Monday, January 23, 2017

Making IT Assessment for Leading Digital Transformation

When IT becomes a true business advisor, it is the time to drive changes and lead digital transformation smoothly.

Due to the increasing speed of changes and exponential growth of information, more often than not, technology is the driver of business changes or the accelerator of the digital transformation. How can IT shift from a back office support function to the digital brain yard and forerunner? How should IT leaders and managers make an objective and comprehensive IT management assessment in order to lead changes and digital transformation effortlessly?

Perception: Whether CIOs should take the lead in digital initiatives is predicated on whether they are a trusted source of cross-discipline information. If not, it may be anywhere from difficult to impossible for them to lead any strategic initiative because they are not strategic or innovative enough. In fact, the majority of IT organizations get stuck in the lower level of maturity, and they have to reinvent IT in order to lead changes in scalability. It also depends on the CIO persona - how do the other executives perceive CIOs? Are they technologists or strategic partners? Likewise, how much do you trust your fellow executives? The proposed transformation, how the organization is undergoing the transformation, the CIO's C-level colleagues, etc. It is a pretty difficult job. CIOs need to understand how technology affects each area of the enterprise. If IT doesn't completely understand what the stakeholders are asking for; or if the stakeholders don’t understand what IT is delivering the results will reflect that disconnect. As the CIO, you must lead the efforts of the department, but you also have to facilitate communications with stakeholders and orchestrate collaborations across functions. You have to speak business terms by area, not the technology. If the strategic initiative has a strong technology component to it and even the business is driving the initiative, you must get involved to make sure the technology selected will actually work and can be supported. You must do this without sounding condescending and simultaneously create a level of trust which transcends that discussion. Usually IT maturity is proportional to the entire business maturity, high mature companies treat tech as their partners and often engage them in situations of no real tech need in the short term.  

Strength: IT should also make a comprehensive assessment of its manageability and strength, its differentiated set of capabilities including innovation ability, as well as its overall organizational maturity: Is the proposed solution in your wheelhouse? Do you have a lot of experience in this particular area? Is IT more like a “builder” - often building things from the scratch, or a “conductor” -providing business solutions via strong partnership? Hence, the management and technique expertise should describe a set of capabilities needed to enable the strategy. This involves some decision on operation and tactics, etc. The current environment is evaluated to understand which capabilities already exist and which must be developed or changed for building the needed business capability and capacity. The common goal for IT to strengthen the strength or improve weakness is to build business competency with faster speed. Technology is pervasive and disruptive, and the information is abundant and even overloading. Business initiatives and digital transformation today nearly always involve some form of technology implementation and information facilitating in order to solve problems efficiently, automate, and improve the business responsiveness and manageability. And the CIO should have the final say on technology because they are ultimately accountable for failure, and they certainly need to know the business they are in. If you prove yourself and your department to be a willing and capable partner, you will keep that seat at the table and that is good for everyone.

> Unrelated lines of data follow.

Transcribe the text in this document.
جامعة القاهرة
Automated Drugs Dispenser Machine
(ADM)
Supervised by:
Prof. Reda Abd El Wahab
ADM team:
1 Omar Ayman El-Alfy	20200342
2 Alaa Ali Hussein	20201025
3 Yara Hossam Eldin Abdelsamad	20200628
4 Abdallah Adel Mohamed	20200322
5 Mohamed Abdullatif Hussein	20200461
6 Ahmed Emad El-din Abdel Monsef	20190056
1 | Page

Changeability: The very nature of digital is about change and interconnectivity. Hence, in order to lead digital transformation, IT should be run as the change agent of the business. The overall changeability of the organization should be assessed objectively:  Where is the organization on the technology or process adoption curve? Is the organization a pioneer, mature adapter, or laggard? There are all sorts of changes, little “c” changes -  implement a new software tool, reorganize a department. Little c change requires tools, training, and practice in order for the participants to feel comfortable that the service level they provide will continue or improve with the same or reduced effort. Big “C” change such as radical digital transformation requires participants to understand the "why" and for leaders to clearly communicate the goals, expectations and success criteria and to hold managers accountable. In systems terms, transformational change comes from outside and the good businesses will always be seeking and embracing the influences beyond their own business. IT is in a unique position to have the oversight of the business processes or functions, as well as the better view for the digital ecosystem in order to lead changes in a systematic way.

Digital transformation represents a break from the past, with a high level of impact and complexity. Transformation efforts need to be undertaken as the means of getting to a differentiated capability to accomplish a defined goal. Otherwise, they cannot have a clear focus and business rationale that is essential to gaining any traction in changing. Making a comprehensive IT assessment helps to decide whether to throw your hat into the ring to lead the digital transformation, where is the starting point, when to speed up, who are the change champions., etc. Besides hard capabilities, pay more attention to soft business factors such as communication. The importance of communication doesn't begin and end with the defined business initiative, it spills over into all of the operations and strategic planning; crossed every departmental boundary and affects every facet of the business. Speak common business languages, not technical jargons. So when they ask what time it is, you don't have to explain how the watch works. When IT becomes a true business advisor, it is the time to drive changes and lead digital transformation smoothly.